Our excellent reputation as manufacturers of high-quality collectibles had in 2003 and 2004 earned us numerous referrals, particularly to clients in the mass-market segment. Though this segment had in past years generated significant revenue at reasonable profitability, manufacturing for this segment entailed larger production runs but at lower price points, leading to correspondingly lower margins. Moreover, revenues from this sector were not as stable or predictable as for our hobby-collectible clients. The less profitable revenue mix, and the unexpected reduction in orders from our largest mass-market client contributed significantly to our loss in FY2005.

Strategy

For these reasons, we undertook during FY2005 a review and rationalisation of our entire client base with the aim of eliminating lower-margin and less stable business.

We negotiated price increases across the board. Prices were revised upwards to reflect the higher labour cost and also provided for a further adjustment which was index-linked to the zinc market price. While a majority of our clients have agreed to the price revisions, a minority have not, as a consequence of which we will no longer carry on business with them.

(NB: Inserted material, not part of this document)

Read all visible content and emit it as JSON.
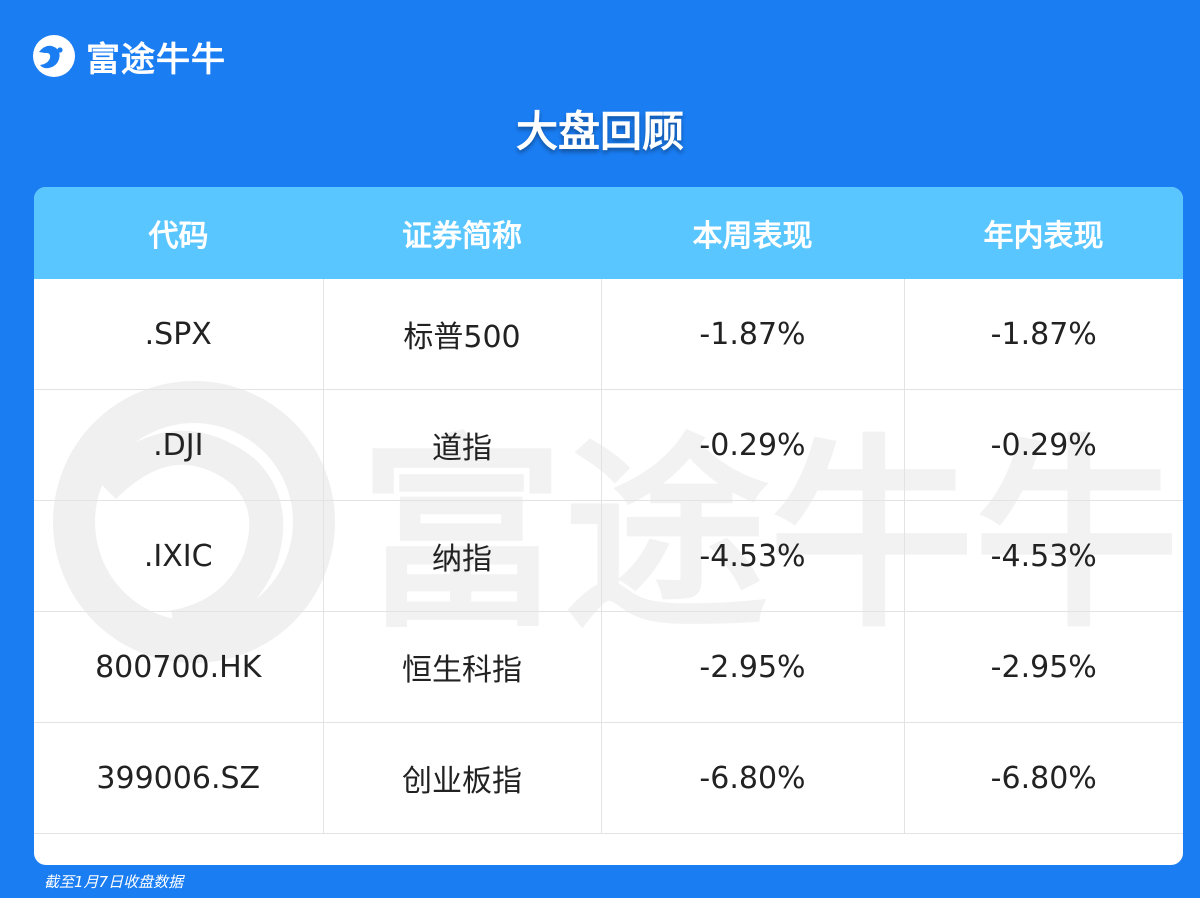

Our cost-cutting efforts have been aggressive and broad ranging. We started in the second half of FY2005 to reduce headcount and salaries. In addition, we have rationalised our manufacturing facilities by consolidating certain operations and discontinuing others located in two factories. We have also negotiated to sell most of the equipment in these factories at net book value and written off leasehold improvements and accrued certain other costs totalling HK$1.6 million in aggregate.

These measures taken should help us move ahead towards our goal of returning to profitability. We also intend to continue to expand our third-party mould manufacturing business though our 70%-owned subsidiary, Creative Master L&W Limited, and our 50%-owned associate, Tamiya Creative Master Engineering Limited, both of which became profitable in FY2005.

Capital Expenditure

We invested HK$27.5 million in plant and equipment in the past year, with the upgrade of existing finished goods manufacturing facilities and the acquisition of additional equipment for our profitable and expanding mould manufacturing businesses. The capital expenditure level in FY2005 was significantly lower than the HK$40.0 million invested in FY2004. We expect the level of capital expenditure in FY2006 to further reduce.

Outlook

We expect 2006 to be another challenging year. However, we believe that many of our initiatives started in 2005 as described above will place us in a better position to meet these challenges. The management team and all our employees will strive to improve on our performance in 2006.